When that tack did not work -- 90 senators supported the measure -- Cheney handed McCain language that would exempt the CIA. Despite Cheney's concerns, Graham said he has not heard any concerns from the CIA suggesting it needs an exemption from the McCain amendment. The CIA declined to comment.

"It shows that we have a philosophical difference here," said Graham, a member of the Senate Armed Services Committee. "The vice president believes in certain circumstances the government can't be bound by the language McCain is pushing. I believe that out of bounds of that language, we do harm to the U.S. image. It doesn't mean he's bad or I'm good; it just means we see it differently."

Cheney and the White House also oppose the language of a separate Defense Department directive, first reported by the New York Times, limiting detainee interrogations. The ongoing internal debate has stalled publication of the directive.

"This is the first issue we've gone to the trenches on," said a senior State Department official.

On the issue of the CIA's interrogation and detention practices, this spring Cheney requested the CIA brief him on the matter. "Cheney's strategy seems to be to stop the broader movement to get an independent commission on interrogation practices and the McCain amendment," said one intelligence official.

Beside personal pressure from the vice president, Cheney's staff is also engaged in resisting a policy change. Tactics included "trying to have meetings canceled ... to at least slow things down or gum up the works" or trying to conduct meetings on the subject without other key Cabinet members, one administration official said. The official said some internal memos and e-mail from the National Security Council staff to the national security adviser were automatically forwarded to the vice president's office -- in some cases without the knowledge of the authors.

For that reason, Rice "wanted to be in all meetings," said a senior State Department official.

Cheney's chief aide in this bureaucratic war of wills is David S. Addington, who was his chief counsel until last week when he replaced I. Lewis "Scooter" Libby as the vice president's chief of staff.

Addington exerted influence on many of the most significant policy decisions after Sept. 11, 2001. He helped write the position on torture taken by the Justice Department's Office of Legal Counsel, a stance rescinded after it became public, and he helped pick Guantanamo Bay, Cuba, as the location beyond the reach of U.S. law for holding suspected terrorists.

When Addington learned that the draft Pentagon directive included language from Article 3 of the Geneva Conventions, which prohibits torture and cruel treatment, including "humiliating and degrading treatment," he summoned the Pentagon official in charge of the detainee issue to brief him.

During a tense meeting at his office in the Eisenhower Executive Office Building, Addington was strident, said officials with knowledge of the encounter, and chastised Deputy Assistant Secretary Matthew C. Waxman for including what he regarded as vague and unhelpful language from Article 3 in the directive.

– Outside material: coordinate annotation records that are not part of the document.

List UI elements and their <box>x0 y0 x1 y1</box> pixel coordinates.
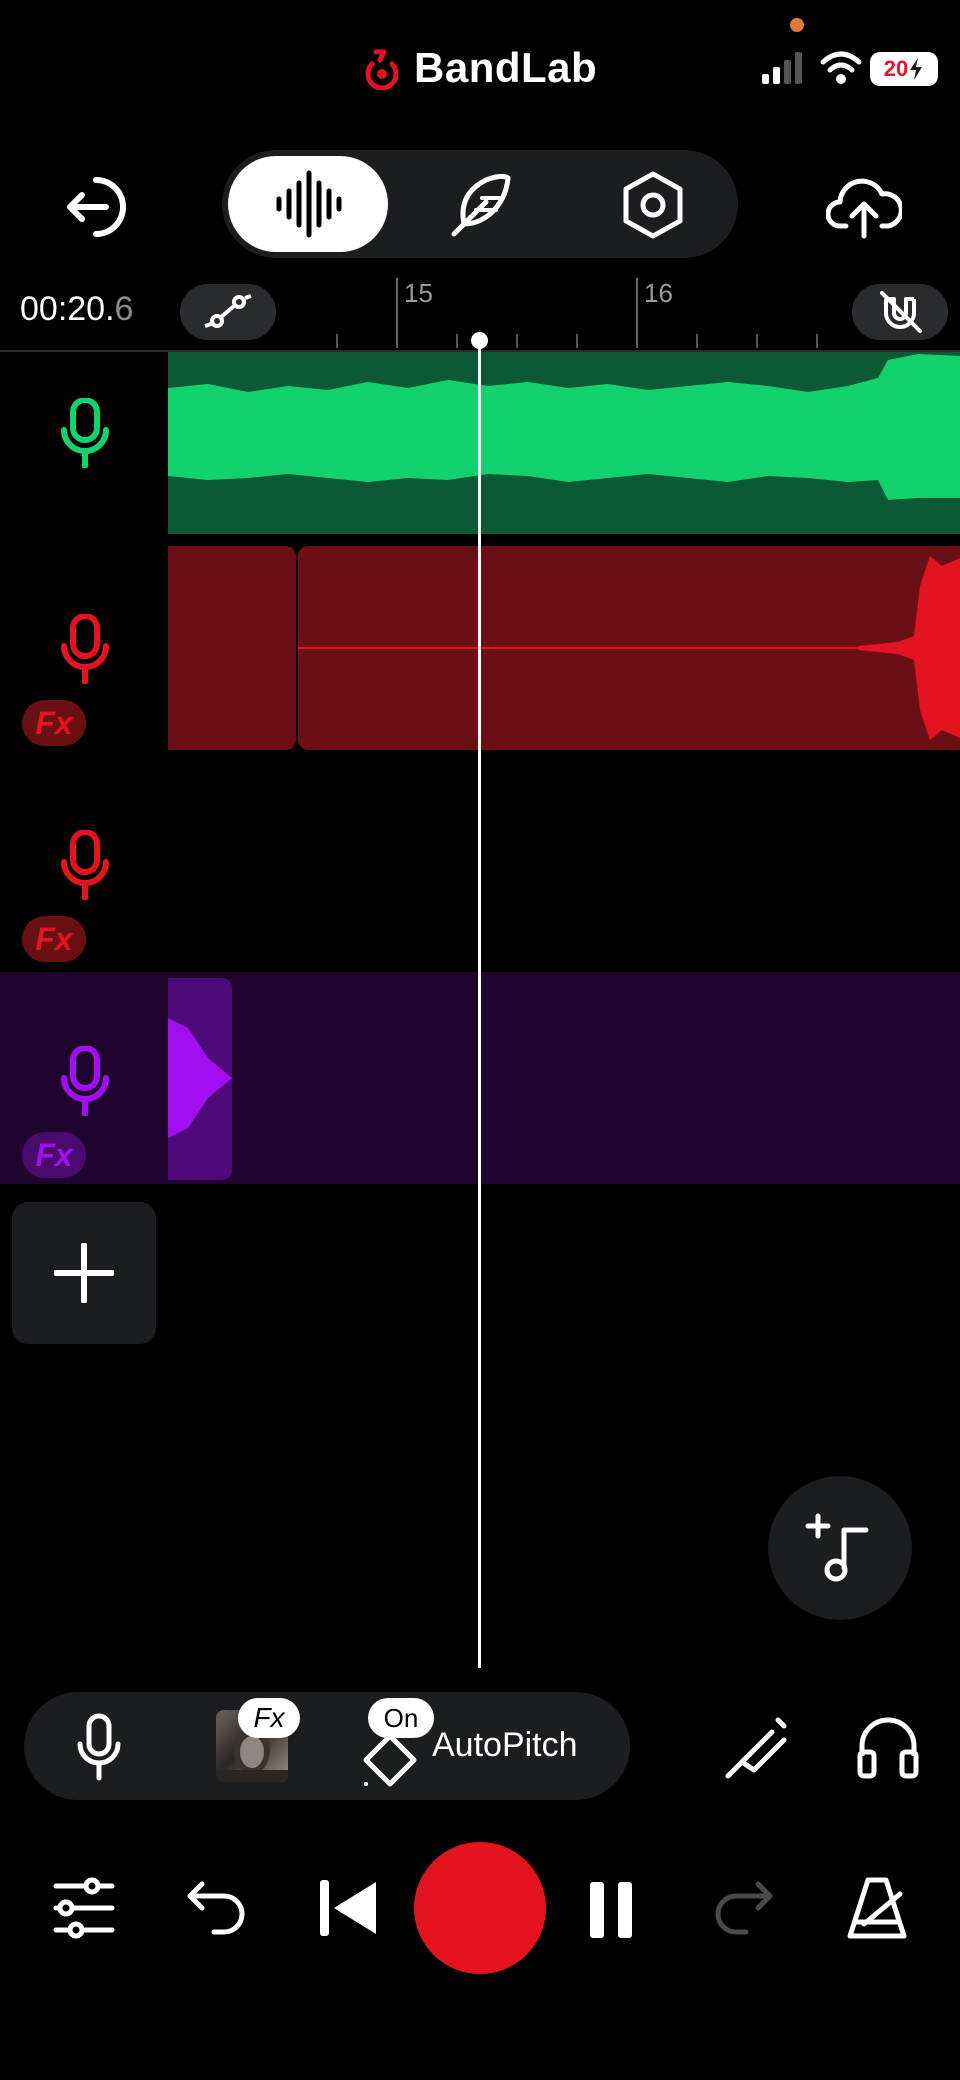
ruler-marker <box>396 278 398 348</box>
playhead-handle[interactable] <box>471 332 488 349</box>
mixer-sliders-icon[interactable] <box>52 1876 116 1940</box>
ruler-tick <box>696 334 698 348</box>
track-4-mic-icon[interactable] <box>60 1046 110 1116</box>
tuner-fork-icon[interactable] <box>720 1712 792 1784</box>
autopitch-icon[interactable] <box>360 1730 420 1790</box>
track-4-waveform <box>168 1018 232 1138</box>
brand-logo: BandLab <box>362 38 597 98</box>
time-main: 00:20. <box>20 290 115 328</box>
add-track-button[interactable] <box>12 1202 156 1344</box>
track-1-waveform <box>168 354 960 500</box>
status-bar: BandLab 20 <box>0 0 960 120</box>
time-readout: 00:20.6 <box>20 290 133 329</box>
ruler-label-15: 15 <box>404 278 433 308</box>
track-1-clip[interactable] <box>168 352 960 534</box>
ruler-marker <box>636 278 638 348</box>
add-instrument-button[interactable] <box>768 1476 912 1620</box>
mode-waveform-button[interactable] <box>228 156 388 252</box>
battery-level: 20 <box>883 56 909 81</box>
feather-icon[interactable] <box>446 170 516 240</box>
track-4-clip[interactable] <box>168 978 232 1180</box>
time-fraction: 6 <box>114 290 134 328</box>
track-2-waveform <box>298 556 960 740</box>
brand-name: BandLab <box>414 44 598 91</box>
track-2-fx-badge[interactable]: Fx <box>22 700 86 746</box>
input-mic-icon[interactable] <box>74 1712 124 1782</box>
snap-toggle-button[interactable] <box>852 284 948 340</box>
ruler-tick <box>516 334 518 348</box>
ruler-tick <box>576 334 578 348</box>
track-3-fx-badge[interactable]: Fx <box>22 916 86 962</box>
exit-icon[interactable] <box>62 172 132 242</box>
playhead[interactable] <box>478 340 481 1668</box>
settings-hex-icon[interactable] <box>618 170 688 240</box>
track-2-mic-icon[interactable] <box>60 614 110 684</box>
autopitch-label[interactable]: AutoPitch <box>432 1726 578 1765</box>
automation-icon <box>204 294 252 328</box>
ruler-tick <box>816 334 818 348</box>
metronome-icon[interactable] <box>844 1874 910 1940</box>
track-3-mic-icon[interactable] <box>60 830 110 900</box>
fx-tag: Fx <box>238 1698 300 1738</box>
bandlab-logo-icon <box>365 49 399 90</box>
ruler-tick <box>336 334 338 348</box>
camera-indicator <box>790 18 804 32</box>
cloud-upload-icon[interactable] <box>826 170 902 240</box>
skip-to-start-icon[interactable] <box>316 1878 380 1938</box>
ruler-tick <box>456 334 458 348</box>
plus-icon <box>54 1243 114 1303</box>
track-2-clip-a[interactable] <box>168 546 296 750</box>
record-button[interactable] <box>414 1842 546 1974</box>
add-music-note-icon <box>805 1513 869 1582</box>
ruler-label-16: 16 <box>644 278 673 308</box>
pause-icon[interactable] <box>588 1882 636 1938</box>
track-2-clip-b[interactable] <box>298 546 960 750</box>
automation-button[interactable] <box>180 284 276 340</box>
track-4-fx-badge[interactable]: Fx <box>22 1132 86 1178</box>
magnet-off-icon <box>880 291 922 333</box>
ruler-tick <box>756 334 758 348</box>
undo-icon[interactable] <box>184 1876 248 1940</box>
wifi-icon <box>820 51 862 84</box>
headphones-icon[interactable] <box>854 1712 922 1780</box>
redo-icon[interactable] <box>712 1876 776 1940</box>
battery-indicator: 20 <box>870 52 938 86</box>
waveform-icon <box>276 170 342 238</box>
autopitch-on-tag: On <box>368 1698 434 1738</box>
cellular-signal-icon <box>762 52 802 84</box>
charging-icon <box>910 58 923 80</box>
track-1-mic-icon[interactable] <box>60 398 110 468</box>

On Tuesday, Cheney, who often attends the GOP senators' weekly luncheons without addressing the lawmakers, made "an impassioned plea" to reject McCain's amendment, said a senatorial aide who was briefed on the meeting and spoke on the condition of anonymity because of its closed nature. After Senate aides were ordered out of the Mansfield Room, just steps from the Senate chamber, Cheney said that aggressive interrogations of detainees such as Khalid Sheik Mohammed had yielded useful information, and that the option to treat prisoners harshly must not be taken from interrogators.

McCain then rebutted Cheney's comments, the aide said, telling his colleagues that the image of the United States using torture "is killing us around the world." At least one other senator, Ted Stevens (R-Alaska), supported Cheney, as he has in public, the aide said.

Staff writers Charles Babington and Josh White contributed to this report.